Exploring Liveness of Avalanche

Maksym Zavershynskyi
7 min readMay 28, 2019

--

… or any consensus algorithm that relies on an unstable equilibrium.

In this post we explore the fundamental issue with the consensus algorithms that rely on unstable equilibrium, using the Avalanche family as an example. We mainly focus on the Slush, Snowflake, and Snowball algorithms that are the stepping stones to the Avalanche algorithm. We do not explore Avalanche itself here because it involves economic incentives.

Slush, Snowflake, and Snowball are consensus algorithms that allow a group of nodes connected over the network to collectively decide on one of the two colors: red or blue. The goal is to have every node commit to the same color. These algorithms are claimed to have both probabilistic safety and liveness, meaning: A) all nodes commit to the same color with almost 1 probability; B) all nodes commit within a fixed number of communications with almost 1 probability.

A certain percentage of the nodes, up to 20%, is allowed to be adversarial — they can try to prevent honest nodes from agreeing on a single color.

Unstable Equilibrium in Slush

Slush is the simplest of all three algorithms.
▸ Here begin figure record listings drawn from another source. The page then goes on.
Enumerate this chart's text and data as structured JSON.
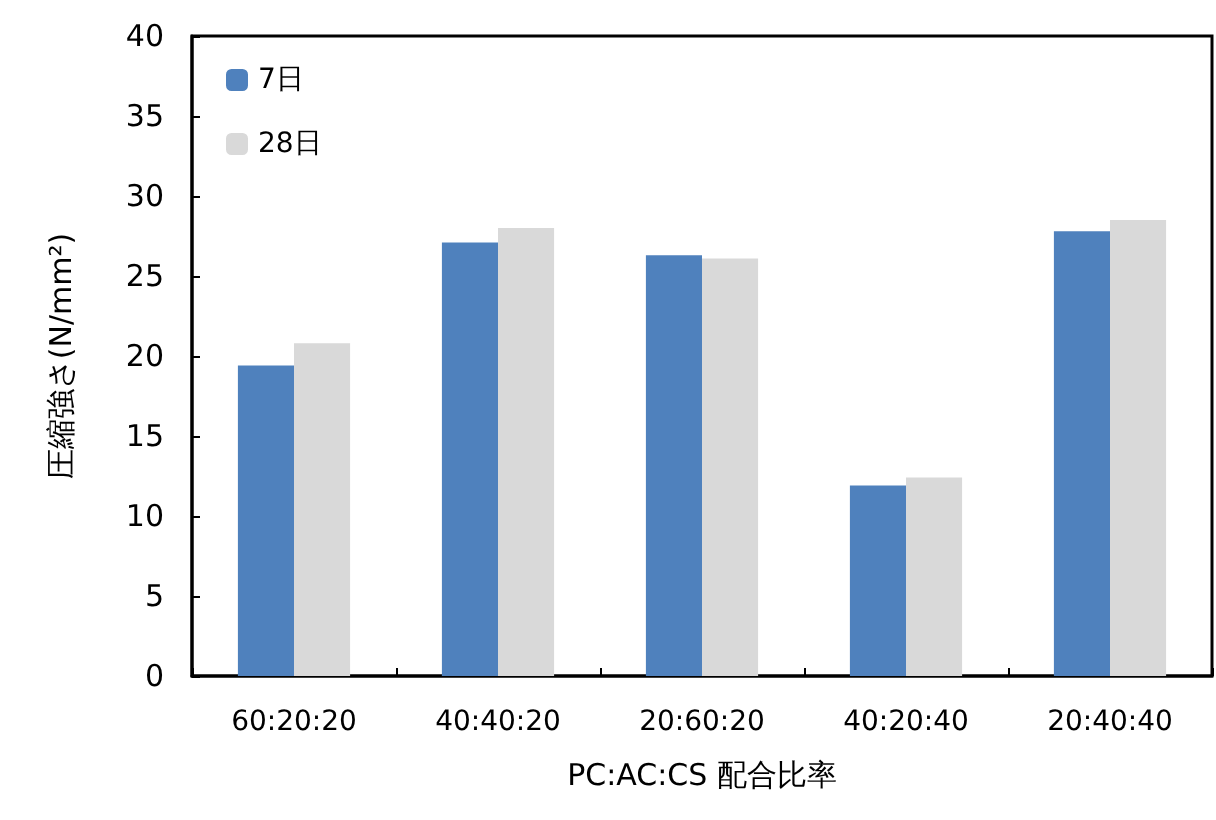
{
  "chart_data": {
    "type": "bar",
    "xlabel": "PC:AC:CS 配合比率",
    "ylabel": "圧縮強さ(N/mm²)",
    "categories": [
      "60:20:20",
      "40:40:20",
      "20:60:20",
      "40:20:40",
      "20:40:40"
    ],
    "series": [
      {
        "name": "7日",
        "color": "#4f81bd",
        "values": [
          19.4,
          27.1,
          26.3,
          11.9,
          27.8
        ]
      },
      {
        "name": "28日",
        "color": "#d9d9d9",
        "values": [
          20.8,
          28.0,
          26.1,
          12.4,
          28.5
        ]
      }
    ],
    "ylim": [
      0,
      40
    ],
    "yticks": [
      0,
      5,
      10,
      15,
      20,
      25,
      30,
      35,
      40
    ],
    "grid": false,
    "legend": "top left"
  }
}
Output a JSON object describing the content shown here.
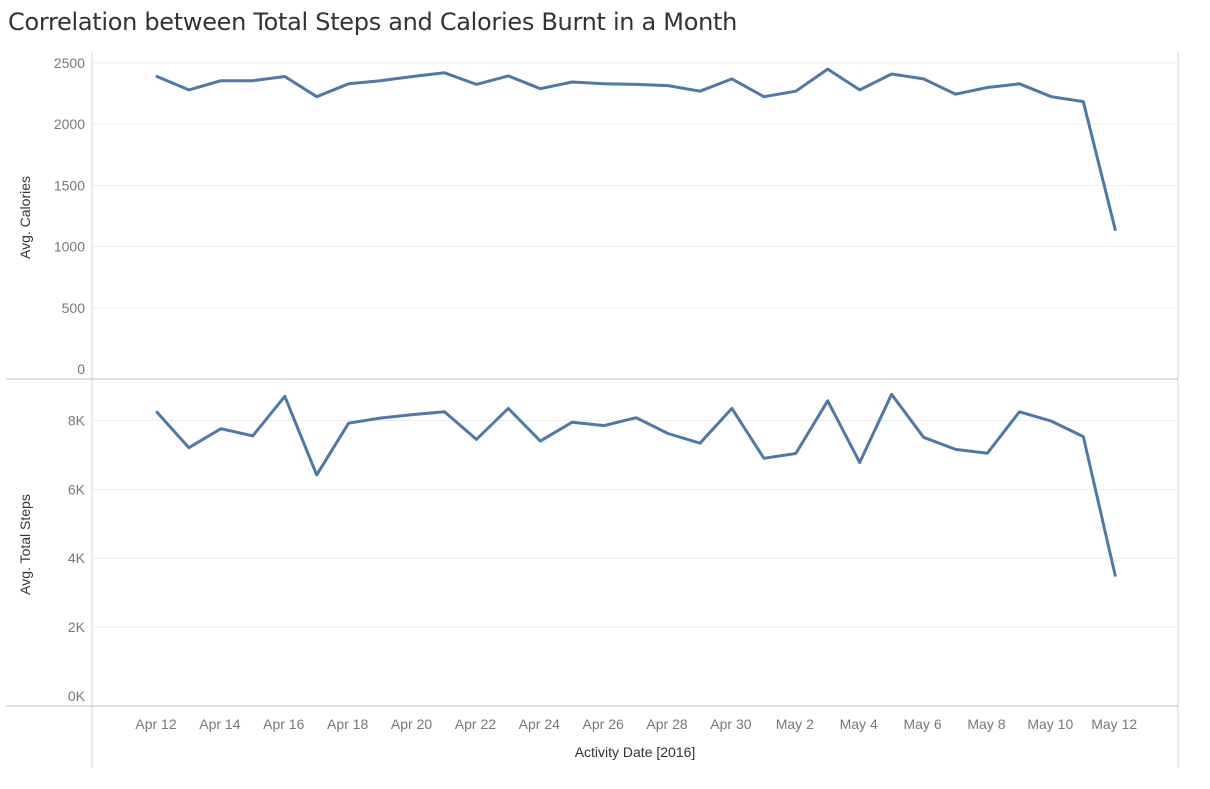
{
  "title": "Correlation between Total Steps and Calories Burnt in a Month",
  "chart_data": {
    "type": "line",
    "xlabel": "Activity Date [2016]",
    "x_tick_labels": [
      "Apr 12",
      "Apr 14",
      "Apr 16",
      "Apr 18",
      "Apr 20",
      "Apr 22",
      "Apr 24",
      "Apr 26",
      "Apr 28",
      "Apr 30",
      "May 2",
      "May 4",
      "May 6",
      "May 8",
      "May 10",
      "May 12"
    ],
    "x": [
      "Apr 12",
      "Apr 13",
      "Apr 14",
      "Apr 15",
      "Apr 16",
      "Apr 17",
      "Apr 18",
      "Apr 19",
      "Apr 20",
      "Apr 21",
      "Apr 22",
      "Apr 23",
      "Apr 24",
      "Apr 25",
      "Apr 26",
      "Apr 27",
      "Apr 28",
      "Apr 29",
      "Apr 30",
      "May 1",
      "May 2",
      "May 3",
      "May 4",
      "May 5",
      "May 6",
      "May 7",
      "May 8",
      "May 9",
      "May 10",
      "May 11",
      "May 12"
    ],
    "line_color": "#4e79a7",
    "grid": true,
    "panels": [
      {
        "ylabel": "Avg. Calories",
        "ylim": [
          0,
          2500
        ],
        "y_ticks": [
          0,
          500,
          1000,
          1500,
          2000,
          2500
        ],
        "y_tick_labels": [
          "0",
          "500",
          "1000",
          "1500",
          "2000",
          "2500"
        ],
        "values": [
          2390,
          2280,
          2355,
          2355,
          2390,
          2225,
          2330,
          2355,
          2390,
          2420,
          2325,
          2395,
          2290,
          2345,
          2330,
          2325,
          2315,
          2270,
          2370,
          2225,
          2270,
          2450,
          2280,
          2410,
          2370,
          2245,
          2300,
          2330,
          2225,
          2185,
          1140
        ]
      },
      {
        "ylabel": "Avg. Total Steps",
        "ylim": [
          0,
          9000
        ],
        "y_ticks": [
          0,
          2000,
          4000,
          6000,
          8000
        ],
        "y_tick_labels": [
          "0K",
          "2K",
          "4K",
          "6K",
          "8K"
        ],
        "values": [
          8240,
          7210,
          7760,
          7550,
          8700,
          6420,
          7920,
          8070,
          8170,
          8250,
          7450,
          8350,
          7400,
          7950,
          7850,
          8080,
          7620,
          7340,
          8350,
          6900,
          7040,
          8570,
          6780,
          8760,
          7510,
          7160,
          7050,
          8250,
          7980,
          7530,
          3500
        ]
      }
    ]
  }
}
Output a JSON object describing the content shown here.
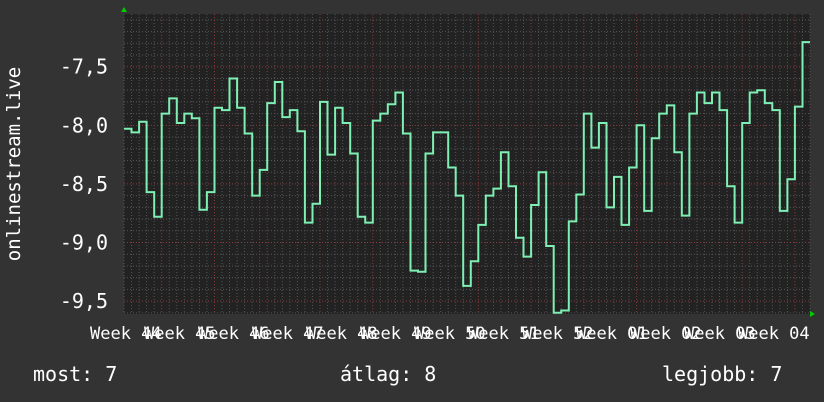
{
  "chart_data": {
    "type": "line",
    "step": true,
    "title": "",
    "xlabel": "",
    "ylabel": "onlinestream.live",
    "ylim": [
      -9.61,
      -7.05
    ],
    "yticks": [
      -7.5,
      -8.0,
      -8.5,
      -9.0,
      -9.5
    ],
    "ytick_labels": [
      "-7,5",
      "-8,0",
      "-8,5",
      "-9,0",
      "-9,5"
    ],
    "xtick_labels": [
      "Week 44",
      "Week 45",
      "Week 46",
      "Week 47",
      "Week 48",
      "Week 49",
      "Week 50",
      "Week 51",
      "Week 52",
      "Week 01",
      "Week 02",
      "Week 03",
      "Week 04"
    ],
    "grid": true,
    "colors": {
      "background": "#333333",
      "plot": "#222222",
      "line": "#7ff0b4",
      "major_grid": "#8a3a3a",
      "minor_grid": "#555555",
      "arrow": "#00cc00"
    },
    "series": [
      {
        "values": [
          -8.03,
          -8.06,
          -7.97,
          -8.57,
          -8.78,
          -7.9,
          -7.77,
          -7.98,
          -7.9,
          -7.94,
          -8.72,
          -8.57,
          -7.85,
          -7.87,
          -7.6,
          -7.85,
          -8.07,
          -8.6,
          -8.38,
          -7.81,
          -7.63,
          -7.93,
          -7.87,
          -8.05,
          -8.83,
          -8.67,
          -7.8,
          -8.25,
          -7.85,
          -7.98,
          -8.24,
          -8.78,
          -8.83,
          -7.96,
          -7.9,
          -7.82,
          -7.72,
          -8.07,
          -9.24,
          -9.25,
          -8.24,
          -8.06,
          -8.06,
          -8.36,
          -8.6,
          -9.37,
          -9.16,
          -8.85,
          -8.6,
          -8.54,
          -8.23,
          -8.52,
          -8.96,
          -9.12,
          -8.68,
          -8.4,
          -9.03,
          -9.6,
          -9.58,
          -8.82,
          -8.59,
          -7.9,
          -8.19,
          -7.98,
          -8.7,
          -8.44,
          -8.85,
          -8.36,
          -8.0,
          -8.73,
          -8.11,
          -7.9,
          -7.83,
          -8.23,
          -8.77,
          -7.9,
          -7.72,
          -7.81,
          -7.72,
          -7.87,
          -8.52,
          -8.83,
          -7.98,
          -7.72,
          -7.7,
          -7.81,
          -7.87,
          -8.73,
          -8.46,
          -7.84,
          -7.29
        ]
      }
    ]
  },
  "footer": {
    "current": "most: 7",
    "average": "átlag: 8",
    "best": "legjobb: 7"
  }
}
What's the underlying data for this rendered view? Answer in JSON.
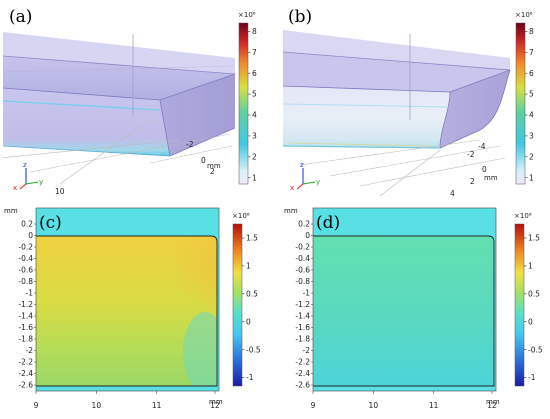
{
  "panels": {
    "a": {
      "label": "(a)",
      "colorbar": {
        "multiplier": "×10⁶",
        "ticks": [
          "8",
          "7",
          "6",
          "5",
          "4",
          "3",
          "2",
          "1"
        ],
        "range": [
          0.7,
          8.4
        ]
      },
      "axis_ticks": [
        "-2",
        "0",
        "2",
        "10"
      ],
      "axis_unit": "mm",
      "triad": [
        "z",
        "y",
        "x"
      ]
    },
    "b": {
      "label": "(b)",
      "colorbar": {
        "multiplier": "×10⁶",
        "ticks": [
          "8",
          "7",
          "6",
          "5",
          "4",
          "3",
          "2",
          "1"
        ],
        "range": [
          0.7,
          8.4
        ]
      },
      "axis_ticks": [
        "-4",
        "-2",
        "0",
        "2",
        "4"
      ],
      "axis_unit": "mm",
      "triad": [
        "z",
        "y",
        "x"
      ]
    },
    "c": {
      "label": "(c)",
      "y_unit": "mm",
      "x_unit": "mm",
      "y_ticks": [
        "0.2",
        "0",
        "-0.2",
        "-0.4",
        "-0.6",
        "-0.8",
        "-1",
        "-1.2",
        "-1.4",
        "-1.6",
        "-1.8",
        "-2",
        "-2.2",
        "-2.4",
        "-2.6"
      ],
      "x_ticks": [
        "9",
        "10",
        "11",
        "12"
      ],
      "colorbar": {
        "multiplier": "×10⁶",
        "ticks": [
          "1.5",
          "1",
          "0.5",
          "0",
          "-0.5",
          "-1"
        ],
        "range": [
          -1.15,
          1.75
        ]
      }
    },
    "d": {
      "label": "(d)",
      "y_unit": "mm",
      "x_unit": "mm",
      "y_ticks": [
        "0.2",
        "0",
        "-0.2",
        "-0.4",
        "-0.6",
        "-0.8",
        "-1",
        "-1.2",
        "-1.4",
        "-1.6",
        "-1.8",
        "-2",
        "-2.2",
        "-2.4",
        "-2.6"
      ],
      "x_ticks": [
        "9",
        "10",
        "11",
        "12"
      ],
      "colorbar": {
        "multiplier": "×10⁶",
        "ticks": [
          "1.5",
          "1",
          "0.5",
          "0",
          "-0.5",
          "-1"
        ],
        "range": [
          -1.15,
          1.75
        ]
      }
    }
  }
}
It is not designed to work when there are adversarial nodes, but it converges really fast even when initially 50% of the nodes vote for red and another 50% vote for blue.

We start with 1000 nodes voting for red and 1000 nodes voting for blue. With each round, the system becomes more and more unstable and finally converges to all nodes voting for one color, in this case, red. We increase the round when all nodes have performed a single sampling query.

The biggest advantage of Slush is its simplicity. Each node simply samples k other nodes and asks for their color. If there is more than alpha * k votes for another color the node changes its vote:

Slush creates an unstable equilibrium around the 50/50 split — the further away the system is to the left the higher the chance that some blue node samples alpha * k red votes and changes its color to red.

Another classic example of unstable equilibrium is balancing an inverted pendulum, which demonstrates the following:

Just because equilibrium is unstable does not mean it cannot be controlled.

Unstable equilibrium of an inverted pendulum is being controlled by a Reinforcement Learning algorithm.

In the case of Slush, unstable equilibrium can be controlled by adversarial nodes that can keep the honest nodes from fully converging to a single color:

17% of the nodes are adversaries that keep honest nodes from converging to a single color. The regions outside the dotted bars are outside the adversaries’ control — where the system converges exponentially fast.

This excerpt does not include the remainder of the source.